Model Inversion Attack Against Deep Hashing

TL;DR

This paper introduces DHMI, a diffusion-based model inversion attack that reconstructs high-quality images from deep hashing models, revealing significant privacy vulnerabilities even in black-box scenarios.

Contribution

DHMI is the first diffusion-based framework for model inversion attacks on deep hashing, effectively reconstructing images without access to training hash codes.

Findings

DHMI outperforms existing attacks in black-box settings.

It successfully reconstructs high-resolution, semantically consistent images.

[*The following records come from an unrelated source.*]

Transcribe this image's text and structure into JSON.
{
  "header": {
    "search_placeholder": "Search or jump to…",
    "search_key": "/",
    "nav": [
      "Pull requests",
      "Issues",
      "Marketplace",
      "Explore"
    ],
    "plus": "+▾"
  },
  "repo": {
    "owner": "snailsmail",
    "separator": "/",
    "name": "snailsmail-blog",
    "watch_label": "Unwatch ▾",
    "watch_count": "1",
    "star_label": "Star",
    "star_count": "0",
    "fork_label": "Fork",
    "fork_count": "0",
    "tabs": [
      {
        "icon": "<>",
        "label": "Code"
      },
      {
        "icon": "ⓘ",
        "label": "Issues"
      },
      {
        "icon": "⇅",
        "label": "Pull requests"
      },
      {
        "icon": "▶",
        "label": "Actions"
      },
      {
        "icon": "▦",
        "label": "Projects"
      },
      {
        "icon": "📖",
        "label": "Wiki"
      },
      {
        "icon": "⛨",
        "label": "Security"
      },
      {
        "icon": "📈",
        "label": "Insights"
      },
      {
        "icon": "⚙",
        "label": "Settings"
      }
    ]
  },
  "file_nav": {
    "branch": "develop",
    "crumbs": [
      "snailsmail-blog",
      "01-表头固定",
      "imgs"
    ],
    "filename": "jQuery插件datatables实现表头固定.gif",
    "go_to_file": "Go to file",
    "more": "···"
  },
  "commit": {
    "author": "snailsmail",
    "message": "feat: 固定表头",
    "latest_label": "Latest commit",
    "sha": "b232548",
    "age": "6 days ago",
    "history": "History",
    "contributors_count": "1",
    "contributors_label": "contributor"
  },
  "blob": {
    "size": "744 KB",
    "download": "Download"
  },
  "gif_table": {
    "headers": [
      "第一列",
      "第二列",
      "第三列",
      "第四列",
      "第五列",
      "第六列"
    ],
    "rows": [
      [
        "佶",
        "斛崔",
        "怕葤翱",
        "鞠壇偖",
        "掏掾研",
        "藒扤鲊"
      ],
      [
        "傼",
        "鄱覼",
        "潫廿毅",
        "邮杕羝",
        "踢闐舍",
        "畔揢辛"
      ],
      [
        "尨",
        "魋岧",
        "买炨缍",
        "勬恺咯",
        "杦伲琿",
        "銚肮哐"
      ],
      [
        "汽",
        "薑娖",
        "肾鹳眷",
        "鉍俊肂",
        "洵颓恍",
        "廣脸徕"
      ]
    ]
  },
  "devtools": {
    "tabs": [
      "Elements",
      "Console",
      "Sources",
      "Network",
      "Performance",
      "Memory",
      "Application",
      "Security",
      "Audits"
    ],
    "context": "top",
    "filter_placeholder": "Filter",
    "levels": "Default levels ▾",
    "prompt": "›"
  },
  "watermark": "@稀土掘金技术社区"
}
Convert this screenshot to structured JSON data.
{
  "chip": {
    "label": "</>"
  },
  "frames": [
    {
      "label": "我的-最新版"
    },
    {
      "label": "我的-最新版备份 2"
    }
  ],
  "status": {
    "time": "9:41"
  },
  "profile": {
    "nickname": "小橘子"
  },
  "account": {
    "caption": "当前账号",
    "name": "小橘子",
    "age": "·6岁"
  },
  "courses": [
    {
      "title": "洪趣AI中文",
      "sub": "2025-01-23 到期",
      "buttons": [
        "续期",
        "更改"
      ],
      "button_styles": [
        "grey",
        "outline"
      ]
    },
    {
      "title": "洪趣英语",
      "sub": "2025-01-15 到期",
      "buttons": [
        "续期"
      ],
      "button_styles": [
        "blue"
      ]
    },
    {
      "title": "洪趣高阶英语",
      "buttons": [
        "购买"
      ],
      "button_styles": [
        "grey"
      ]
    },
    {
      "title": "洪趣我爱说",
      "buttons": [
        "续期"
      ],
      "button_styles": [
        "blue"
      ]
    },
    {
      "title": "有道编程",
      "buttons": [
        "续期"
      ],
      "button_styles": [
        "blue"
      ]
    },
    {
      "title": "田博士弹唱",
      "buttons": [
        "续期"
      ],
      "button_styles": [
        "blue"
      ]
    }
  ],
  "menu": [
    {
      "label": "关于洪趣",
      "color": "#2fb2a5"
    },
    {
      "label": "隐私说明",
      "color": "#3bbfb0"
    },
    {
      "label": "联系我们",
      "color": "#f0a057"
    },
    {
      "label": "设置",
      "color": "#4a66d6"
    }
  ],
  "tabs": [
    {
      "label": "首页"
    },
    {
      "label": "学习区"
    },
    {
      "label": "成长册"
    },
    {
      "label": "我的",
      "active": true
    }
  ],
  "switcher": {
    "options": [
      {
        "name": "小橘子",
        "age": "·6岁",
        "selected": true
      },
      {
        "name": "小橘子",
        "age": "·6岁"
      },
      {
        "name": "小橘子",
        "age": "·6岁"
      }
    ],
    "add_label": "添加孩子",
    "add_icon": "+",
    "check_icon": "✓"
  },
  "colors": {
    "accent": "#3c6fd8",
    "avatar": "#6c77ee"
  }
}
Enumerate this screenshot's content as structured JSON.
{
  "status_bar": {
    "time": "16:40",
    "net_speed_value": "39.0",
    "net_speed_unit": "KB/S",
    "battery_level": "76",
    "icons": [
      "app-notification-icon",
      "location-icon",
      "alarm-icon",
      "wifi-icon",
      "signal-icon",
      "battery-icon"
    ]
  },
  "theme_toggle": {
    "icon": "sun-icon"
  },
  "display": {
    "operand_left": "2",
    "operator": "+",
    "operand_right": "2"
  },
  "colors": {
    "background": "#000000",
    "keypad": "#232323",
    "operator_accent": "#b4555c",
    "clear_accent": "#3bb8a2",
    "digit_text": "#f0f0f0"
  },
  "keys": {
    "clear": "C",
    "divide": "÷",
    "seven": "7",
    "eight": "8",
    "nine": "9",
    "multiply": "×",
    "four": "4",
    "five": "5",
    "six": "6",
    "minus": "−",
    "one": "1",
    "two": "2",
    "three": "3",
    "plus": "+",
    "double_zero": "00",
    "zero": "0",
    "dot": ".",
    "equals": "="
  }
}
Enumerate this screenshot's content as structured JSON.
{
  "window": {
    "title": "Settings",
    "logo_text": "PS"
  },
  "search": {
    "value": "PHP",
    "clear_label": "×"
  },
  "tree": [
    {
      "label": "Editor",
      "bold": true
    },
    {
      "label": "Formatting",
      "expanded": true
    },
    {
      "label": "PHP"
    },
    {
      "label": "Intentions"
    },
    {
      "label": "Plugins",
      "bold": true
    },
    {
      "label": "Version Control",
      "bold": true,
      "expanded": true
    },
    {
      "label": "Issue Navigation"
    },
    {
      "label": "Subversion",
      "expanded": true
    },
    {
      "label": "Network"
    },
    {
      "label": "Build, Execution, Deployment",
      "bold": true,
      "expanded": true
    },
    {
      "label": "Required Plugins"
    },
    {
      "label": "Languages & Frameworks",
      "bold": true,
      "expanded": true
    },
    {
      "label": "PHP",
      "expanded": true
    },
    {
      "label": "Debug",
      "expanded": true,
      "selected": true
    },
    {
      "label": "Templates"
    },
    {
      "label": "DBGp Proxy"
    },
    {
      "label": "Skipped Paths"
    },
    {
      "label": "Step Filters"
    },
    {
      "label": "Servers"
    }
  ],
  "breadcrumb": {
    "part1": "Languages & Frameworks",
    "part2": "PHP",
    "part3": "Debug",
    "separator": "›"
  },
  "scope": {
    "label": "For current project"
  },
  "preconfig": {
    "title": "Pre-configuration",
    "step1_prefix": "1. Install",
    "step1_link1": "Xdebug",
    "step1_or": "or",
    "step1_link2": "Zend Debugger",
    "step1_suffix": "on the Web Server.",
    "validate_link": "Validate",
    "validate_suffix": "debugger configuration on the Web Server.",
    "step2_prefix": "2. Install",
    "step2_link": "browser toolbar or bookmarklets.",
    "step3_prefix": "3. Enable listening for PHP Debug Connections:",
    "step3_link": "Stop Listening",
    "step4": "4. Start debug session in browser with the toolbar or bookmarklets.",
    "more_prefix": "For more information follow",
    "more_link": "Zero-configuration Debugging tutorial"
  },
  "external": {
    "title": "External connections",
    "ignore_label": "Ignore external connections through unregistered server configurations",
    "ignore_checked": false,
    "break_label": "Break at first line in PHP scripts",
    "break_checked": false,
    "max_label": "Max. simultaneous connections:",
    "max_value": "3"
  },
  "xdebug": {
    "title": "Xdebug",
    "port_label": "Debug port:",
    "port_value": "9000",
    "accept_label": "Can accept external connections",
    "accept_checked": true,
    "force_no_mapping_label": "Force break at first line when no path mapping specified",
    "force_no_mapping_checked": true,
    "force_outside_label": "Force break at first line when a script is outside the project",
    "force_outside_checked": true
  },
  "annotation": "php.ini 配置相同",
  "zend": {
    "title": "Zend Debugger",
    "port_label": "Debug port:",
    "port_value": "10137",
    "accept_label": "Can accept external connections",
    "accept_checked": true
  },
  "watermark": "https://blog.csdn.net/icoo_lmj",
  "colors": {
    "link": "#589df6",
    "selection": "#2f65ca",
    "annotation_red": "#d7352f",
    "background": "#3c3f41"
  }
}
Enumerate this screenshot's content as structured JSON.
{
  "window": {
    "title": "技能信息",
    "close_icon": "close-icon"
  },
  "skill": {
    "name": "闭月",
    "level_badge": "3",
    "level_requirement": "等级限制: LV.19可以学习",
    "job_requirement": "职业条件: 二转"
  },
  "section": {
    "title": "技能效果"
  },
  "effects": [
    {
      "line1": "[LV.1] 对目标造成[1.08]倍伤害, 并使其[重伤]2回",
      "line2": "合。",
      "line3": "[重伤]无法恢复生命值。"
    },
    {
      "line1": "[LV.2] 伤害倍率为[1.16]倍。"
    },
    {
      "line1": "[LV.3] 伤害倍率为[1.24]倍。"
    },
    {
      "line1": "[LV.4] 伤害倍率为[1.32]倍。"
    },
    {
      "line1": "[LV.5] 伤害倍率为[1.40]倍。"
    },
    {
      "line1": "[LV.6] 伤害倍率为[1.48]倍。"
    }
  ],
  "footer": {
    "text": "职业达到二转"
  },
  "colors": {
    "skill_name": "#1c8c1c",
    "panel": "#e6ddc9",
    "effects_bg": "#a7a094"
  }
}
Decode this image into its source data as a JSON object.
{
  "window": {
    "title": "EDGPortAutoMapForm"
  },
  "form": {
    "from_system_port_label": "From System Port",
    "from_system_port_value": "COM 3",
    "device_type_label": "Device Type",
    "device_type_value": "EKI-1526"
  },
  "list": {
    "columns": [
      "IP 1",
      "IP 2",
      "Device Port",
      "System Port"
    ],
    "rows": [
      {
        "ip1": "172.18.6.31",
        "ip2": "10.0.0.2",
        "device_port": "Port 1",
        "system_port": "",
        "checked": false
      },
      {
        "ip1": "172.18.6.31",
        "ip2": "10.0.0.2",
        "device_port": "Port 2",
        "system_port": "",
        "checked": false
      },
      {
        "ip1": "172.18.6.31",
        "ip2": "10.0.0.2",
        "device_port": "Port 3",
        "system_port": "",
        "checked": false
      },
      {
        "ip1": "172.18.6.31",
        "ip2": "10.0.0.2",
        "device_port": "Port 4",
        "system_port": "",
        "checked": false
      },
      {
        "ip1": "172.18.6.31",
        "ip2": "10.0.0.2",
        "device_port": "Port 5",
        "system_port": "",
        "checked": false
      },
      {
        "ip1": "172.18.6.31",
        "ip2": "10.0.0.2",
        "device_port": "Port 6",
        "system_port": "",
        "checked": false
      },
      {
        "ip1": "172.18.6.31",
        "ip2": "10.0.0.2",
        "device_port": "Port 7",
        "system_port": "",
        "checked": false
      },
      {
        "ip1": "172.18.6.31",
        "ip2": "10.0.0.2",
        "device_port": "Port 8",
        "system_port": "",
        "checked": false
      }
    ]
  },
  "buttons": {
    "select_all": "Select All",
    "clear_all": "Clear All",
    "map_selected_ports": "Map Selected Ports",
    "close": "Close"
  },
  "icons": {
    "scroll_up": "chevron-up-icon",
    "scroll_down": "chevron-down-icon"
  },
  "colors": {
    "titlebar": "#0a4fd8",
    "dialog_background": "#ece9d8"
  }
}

The attack reveals critical privacy risks in deep hashing systems.

Abstract

Deep hashing improves retrieval efficiency through compact binary codes, yet it introduces severe and often overlooked privacy risks. The ability to reconstruct original training data from hash codes could lead to serious threats such as biometric forgery and privacy breaches. However, model inversion attacks specifically targeting deep hashing models remain unexplored, leaving their security implications unexamined. This research gap stems from the inaccessibility of genuine training hash codes and the highly discrete Hamming space, which prevents existing methods from adapting to deep hashing. To address these challenges, we propose DHMI, the first diffusion-based model inversion framework designed for deep hashing. DHMI first clusters an auxiliary dataset to derive semantic hash centers as surrogate anchors. It then introduces a surrogate-guided denoising optimization method that leverages a novel attack metric (fusing classification consistency and hash proximity) to dynamically select candidate samples. A cluster of surrogate models guides the refinement of these candidates, ensuring the generation of high-fidelity and semantically consistent images. Experiments on multiple datasets demonstrate that DHMI successfully reconstructs high-resolution, high-quality images even under the most challenging black-box setting, where no training hash codes are available. Our method outperforms the existing state-of-the-art model inversion attacks in black-box scenarios, confirming both its practical efficacy and the critical privacy risks inherent in deep hashing systems.